Keltner proposed a very interesting recommendation to enrich a sense of awe: to notice acts of kindness displayed by others. “When we see others doing small gestures, like walking an older person across the street, we start feeling better and are also more likely to perform good deeds.” Salzberg expressed a similar view about paying attention to those who demonstrate goodness since observing this goodness can evoke awe.
In addition, Keltner suggested we learn about the lives of inspiring people, citing research that indicates that viewing videos of people like Mother Teresa or Mahatma Gandhi can elicit awe.
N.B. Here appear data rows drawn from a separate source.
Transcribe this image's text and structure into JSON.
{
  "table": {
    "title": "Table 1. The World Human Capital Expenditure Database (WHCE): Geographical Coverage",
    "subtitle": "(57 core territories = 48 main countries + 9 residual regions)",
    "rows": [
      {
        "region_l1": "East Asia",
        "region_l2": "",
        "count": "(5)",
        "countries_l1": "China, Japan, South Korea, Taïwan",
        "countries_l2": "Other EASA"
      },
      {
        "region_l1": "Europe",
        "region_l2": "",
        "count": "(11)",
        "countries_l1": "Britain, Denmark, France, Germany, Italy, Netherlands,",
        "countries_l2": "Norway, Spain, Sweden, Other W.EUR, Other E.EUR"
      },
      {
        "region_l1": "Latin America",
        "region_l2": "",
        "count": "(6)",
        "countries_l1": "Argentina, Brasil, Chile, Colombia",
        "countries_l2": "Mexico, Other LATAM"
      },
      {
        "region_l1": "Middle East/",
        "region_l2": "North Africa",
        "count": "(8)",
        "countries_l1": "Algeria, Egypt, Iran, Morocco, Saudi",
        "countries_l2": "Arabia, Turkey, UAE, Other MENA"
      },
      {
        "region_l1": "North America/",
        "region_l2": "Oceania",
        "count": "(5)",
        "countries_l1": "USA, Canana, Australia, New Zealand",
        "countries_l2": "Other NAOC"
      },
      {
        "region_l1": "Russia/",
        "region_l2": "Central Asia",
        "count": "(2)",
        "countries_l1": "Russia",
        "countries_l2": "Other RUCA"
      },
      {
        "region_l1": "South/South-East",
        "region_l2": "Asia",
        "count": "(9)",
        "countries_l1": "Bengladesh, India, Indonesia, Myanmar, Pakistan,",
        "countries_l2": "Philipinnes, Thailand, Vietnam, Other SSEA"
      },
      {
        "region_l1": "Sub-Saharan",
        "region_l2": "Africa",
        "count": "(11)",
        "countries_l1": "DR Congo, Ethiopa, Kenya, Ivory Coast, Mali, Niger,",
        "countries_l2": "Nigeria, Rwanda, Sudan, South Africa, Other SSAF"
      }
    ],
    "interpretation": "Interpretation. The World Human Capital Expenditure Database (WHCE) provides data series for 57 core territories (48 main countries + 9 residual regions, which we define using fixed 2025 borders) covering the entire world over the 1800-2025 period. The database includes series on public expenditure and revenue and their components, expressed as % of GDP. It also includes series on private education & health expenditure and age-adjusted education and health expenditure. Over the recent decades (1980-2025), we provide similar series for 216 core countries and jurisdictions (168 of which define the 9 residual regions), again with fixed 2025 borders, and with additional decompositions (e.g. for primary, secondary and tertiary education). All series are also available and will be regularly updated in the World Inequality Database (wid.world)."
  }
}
Keltner also posits that awe can be prompted by engaging in novelty and “an openness to experience,” including seemingly mundane activities as going to a new restaurant or jogging on a new path.
Years ago, in both my clinical work and presentations, I began to ask patients/audience members to reflect upon certain questions. I now realize that these questions might touch upon a sense of awe: They may be summarized as:
“Of all of the experiences you have had as a parent (spouse, teacher, manager, leader—the list can go on and on), what do you recall as two or three of the most positive, memorable experiences (or two or three of the most negative experiences) and what did you learn from these experiences?”
I was impressed by the responses I received that would qualify under the category of “awe,” especially those of a more positive nature. And, as I discussed in last month’s article, many represented “micromoments.” As one example, a father reported going to pick up his seven-year-old son at a birthday party. The father was anxious since his son had struggles with social skills. “I thought when I came to pick him up he would be sitting all by himself and looking very sad as often happened at these kinds of situations. To my delight he was ‘gleefully’ playing with two other kids. I think that was one of the first times I began to feel more hopeful about his future.” This father became tearful as he recounted this vignette as did others at this presentation for parents.
Awe in the Context of Relationships
I believe that the actions proposed in this article to foster awe are realistic and achievable. They challenge us to become increasingly aware of our observations and actions. They suggest that awe is rooted in our relationships with others. As Hass so eloquently described:
As a human being, I believe you just need to feel what you feel and allow yourself to be moved. Awe, joy, love, wonder, compassion, and gratitude are concepts we should understand, but in the end, whatever words you want to use, they are all connected, as we as people should be. Our job is to face the world with open-hearted humility, taking in the wonders of our fellow human beings. Yes, I talk about awe, but in my view, that starts with asking folks to look for beauty in the people around us.
Hass’ words seem even more relevant and urgent during these very challenging times. As one example of the significance of relationships in eliciting awe I want to call your attention to the photo posted with this article. I mentioned earlier the experience of holding my sons and grandchildren for the first time. The photo I selected for this article captures a time of awe. It is of Marilyn and me when I first held my oldest grandchild, Maya. It was taken more than 20 years ago—Maya is currently in her junior year of college doing a semester abroad in France. What a powerful, awe-inspiring moment and one that I also experienced when holding my other three grandchildren, Teddy, Sophie, and Lyla, for the first time.
Let us strive to create such moments of awe in our daily lives as an important source of well-being.